Manfaat BPJS Ketenagakerjaan
Berbeda dengan BPJS Kesehatan, program ini menyediakan manfaat berbasis perlindungan kerja. Jenis manfaat tergantung jenis kepesertaan dan program yang diikuti, di antaranya:
- Jaminan Kecelakaan Kerja (JKK): perlindungan penuh saat kecelakaan kerja atau perjalanan dinas.
- Jaminan Hari Tua (JHT): tabungan bagi peserta yang bisa dicairkan setelah pensiun atau berhenti bekerja.
- Jaminan Kematian (JKM): santunan bagi ahli waris peserta.
- Jaminan Pensiun (JP): manfaat bulanan setelah memasuki masa pensiun.
- Jaminan Kehilangan Pekerjaan (JKP): dukungan finansial sementara dan pelatihan kerja ketika PHK.
Dengan pilihan program ini, peserta dapat merencanakan perlindungan jangka panjang.
Perbedaan Sistem Iuran
Setiap program memiliki skema pembayaran yang berbeda:
Iuran BPJS Kesehatan
Peserta mandiri membayar sesuai kelas layanan yang dipilih.
Sementara pekerja formal membayar iuran dengan sistem potongan gaji.

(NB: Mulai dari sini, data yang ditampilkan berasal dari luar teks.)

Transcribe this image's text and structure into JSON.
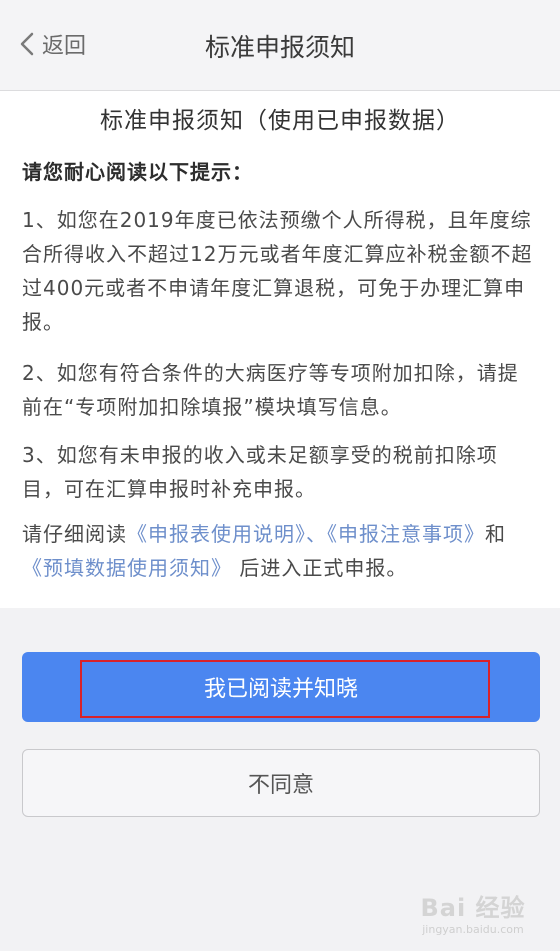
{
  "navbar": {
    "back_label": "返回",
    "title": "标准申报须知"
  },
  "notice": {
    "title": "标准申报须知（使用已申报数据）",
    "intro": "请您耐心阅读以下提示：",
    "items": [
      "1、如您在2019年度已依法预缴个人所得税，且年度综合所得收入不超过12万元或者年度汇算应补税金额不超过400元或者不申请年度汇算退税，可免于办理汇算申报。",
      "2、如您有符合条件的大病医疗等专项附加扣除，请提前在“专项附加扣除填报”模块填写信息。",
      "3、如您有未申报的收入或未足额享受的税前扣除项目，可在汇算申报时补充申报。"
    ],
    "footer": {
      "prefix": "请仔细阅读",
      "link1": "《申报表使用说明》",
      "sep1": "、",
      "link2": "《申报注意事项》",
      "and": "和",
      "link3": "《预填数据使用须知》",
      "suffix": "后进入正式申报。"
    }
  },
  "actions": {
    "agree_label": "我已阅读并知晓",
    "disagree_label": "不同意"
  },
  "watermark": {
    "logo": "Bai 经验",
    "url": "jingyan.baidu.com"
  },
  "colors": {
    "primary": "#4b86f0",
    "link": "#6e8fcb",
    "highlight": "#d8222a"
  }
}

Pemerintah juga menanggung iuran bagi masyarakat kurang mampu yang masuk kategori PBI dan terdaftar pada Data Tunggal Sosial Ekonomi Nasional (DTSEN).

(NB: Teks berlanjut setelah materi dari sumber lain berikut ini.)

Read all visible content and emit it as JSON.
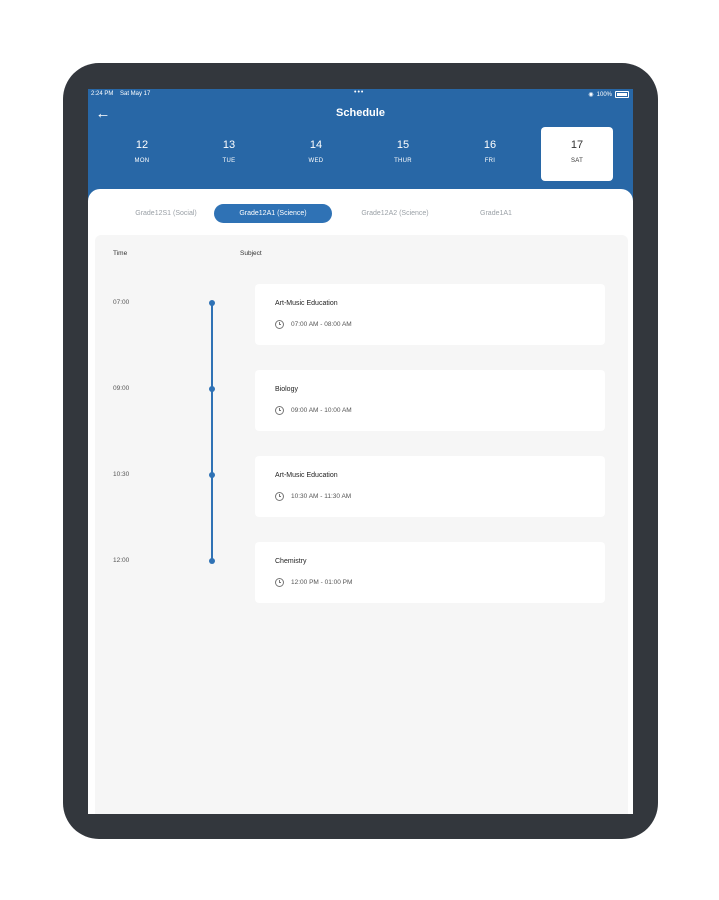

Iuran BPJS Ketenagakerjaan
Iuran disesuaikan dengan jenis program yang diikuti.
Pekerja penerima upah membayar iuran melalui pemotongan gaji bulanan, sedangkan pekerja mandiri dapat memilih paket iuran sesuai kemampuan dan kebutuhan.

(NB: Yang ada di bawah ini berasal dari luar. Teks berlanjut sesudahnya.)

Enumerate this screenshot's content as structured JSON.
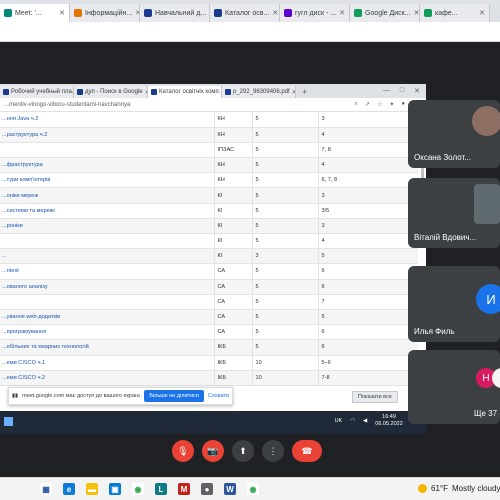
{
  "outer_tabs": [
    {
      "label": "Meet: '...",
      "icon": "meet-icon",
      "color": "#00897b",
      "active": true
    },
    {
      "label": "Інформаційн...",
      "icon": "doc-icon",
      "color": "#e37400",
      "active": false
    },
    {
      "label": "Навчальний д...",
      "icon": "moodle-icon",
      "color": "#1a3c8f",
      "active": false
    },
    {
      "label": "Каталог осв...",
      "icon": "moodle-icon",
      "color": "#1a3c8f",
      "active": false
    },
    {
      "label": "гугл диск - ...",
      "icon": "yahoo-icon",
      "color": "#6001d2",
      "active": false
    },
    {
      "label": "Google Диск...",
      "icon": "drive-icon",
      "color": "#0f9d58",
      "active": false
    },
    {
      "label": "кафе...",
      "icon": "drive-icon",
      "color": "#0f9d58",
      "active": false
    }
  ],
  "inner_browser": {
    "tabs": [
      {
        "label": "Робочий учебный пла...",
        "active": false
      },
      {
        "label": "дуп - Поиск в Google",
        "active": false
      },
      {
        "label": "Каталог освітніх комп...",
        "active": true
      },
      {
        "label": "p_292_96309406.pdf",
        "active": false
      }
    ],
    "plus": "+",
    "url": "...mentiv-vinogo-viboru-studentami-navchannya"
  },
  "courses": [
    {
      "name": "...ння Java ч.2",
      "dept": "КН",
      "credits": "5",
      "semester": "3"
    },
    {
      "name": "...раструктура ч.2",
      "dept": "КН",
      "credits": "5",
      "semester": "4"
    },
    {
      "name": "",
      "dept": "ІПЗАС",
      "credits": "5",
      "semester": "7, 8"
    },
    {
      "name": "...фраструктура",
      "dept": "КН",
      "credits": "5",
      "semester": "4"
    },
    {
      "name": "...тури комп'ютерів",
      "dept": "КН",
      "credits": "5",
      "semester": "6, 7, 8"
    },
    {
      "name": "...оніки мереж",
      "dept": "КІ",
      "credits": "5",
      "semester": "3"
    },
    {
      "name": "...системи та мережі",
      "dept": "КІ",
      "credits": "5",
      "semester": "3/5"
    },
    {
      "name": "...роніки",
      "dept": "КІ",
      "credits": "5",
      "semester": "3"
    },
    {
      "name": "",
      "dept": "КІ",
      "credits": "5",
      "semester": "4"
    },
    {
      "name": "...",
      "dept": "КІ",
      "credits": "3",
      "semester": "5"
    },
    {
      "name": "...ntext",
      "dept": "СА",
      "credits": "5",
      "semester": "6"
    },
    {
      "name": "...ованого аналізу",
      "dept": "СА",
      "credits": "5",
      "semester": "6"
    },
    {
      "name": "",
      "dept": "СА",
      "credits": "5",
      "semester": "7"
    },
    {
      "name": "...ування web-додатків",
      "dept": "СА",
      "credits": "5",
      "semester": "5"
    },
    {
      "name": "...програмування",
      "dept": "СА",
      "credits": "5",
      "semester": "6"
    },
    {
      "name": "...обільних та хмарних технологій",
      "dept": "ІКБ",
      "credits": "5",
      "semester": "6"
    },
    {
      "name": "...еми CISCO ч.1",
      "dept": "ІКБ",
      "credits": "10",
      "semester": "5–6"
    },
    {
      "name": "...еми CISCO ч.2",
      "dept": "ІКБ",
      "credits": "10",
      "semester": "7-8"
    }
  ],
  "share_notice": {
    "message": "meet.google.com має доступ до вашого екрана",
    "stop_label": "Більше не ділитися",
    "hide_label": "Сховати"
  },
  "show_all_label": "Показати все",
  "inner_taskbar": {
    "lang": "UK",
    "time": "16:49",
    "date": "06.05.2022"
  },
  "participants": [
    {
      "name": "Оксана Золот...",
      "kind": "photo"
    },
    {
      "name": "Віталій Вдович...",
      "kind": "photo"
    },
    {
      "name": "Илья Филь",
      "initial": "И",
      "color": "#1a73e8"
    },
    {
      "name": "Ще 37",
      "initial": "Н",
      "color": "#d81b60"
    }
  ],
  "controls": [
    {
      "name": "mic-off",
      "symbol": "🎙"
    },
    {
      "name": "camera-off",
      "symbol": "📷"
    },
    {
      "name": "present",
      "symbol": "⬆"
    },
    {
      "name": "more",
      "symbol": "⋮"
    },
    {
      "name": "hang-up",
      "symbol": "☎"
    }
  ],
  "weather": {
    "temp": "61°F",
    "condition": "Mostly cloudy"
  },
  "colors": {
    "meet_bg": "#202124",
    "tile_bg": "#3c4043",
    "danger": "#ea4335",
    "accent": "#1a73e8"
  }
}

Peserta yang Wajib Terdaftar
BPJS Kesehatan berlaku untuk seluruh warga negara, baik pekerja formal, informal, pelajar, maupun masyarakat umum.
Setiap individu wajib menjadi peserta.
BPJS Ketenagakerjaan diwajibkan bagi pekerja penerima upah, pekerja mandiri, serta pemberi kerja yang mempekerjakan karyawan.
Kesimpulan
BPJS Kesehatan dan BPJS Ketenagakerjaan memiliki fungsi yang berbeda dan saling melengkapi.
BPJS Kesehatan memberikan perlindungan akses layanan kesehatan, sedangkan BPJS Ketenagakerjaan melindungi pekerja dari risiko ekonomi akibat kecelakaan kerja, PHK, hingga hari tua.
Dengan memahami perbedaan manfaat, iuran, dan perlindungan, masyarakat dapat memaksimalkan layanan yang tersedia dan merencanakan masa depan dengan lebih aman.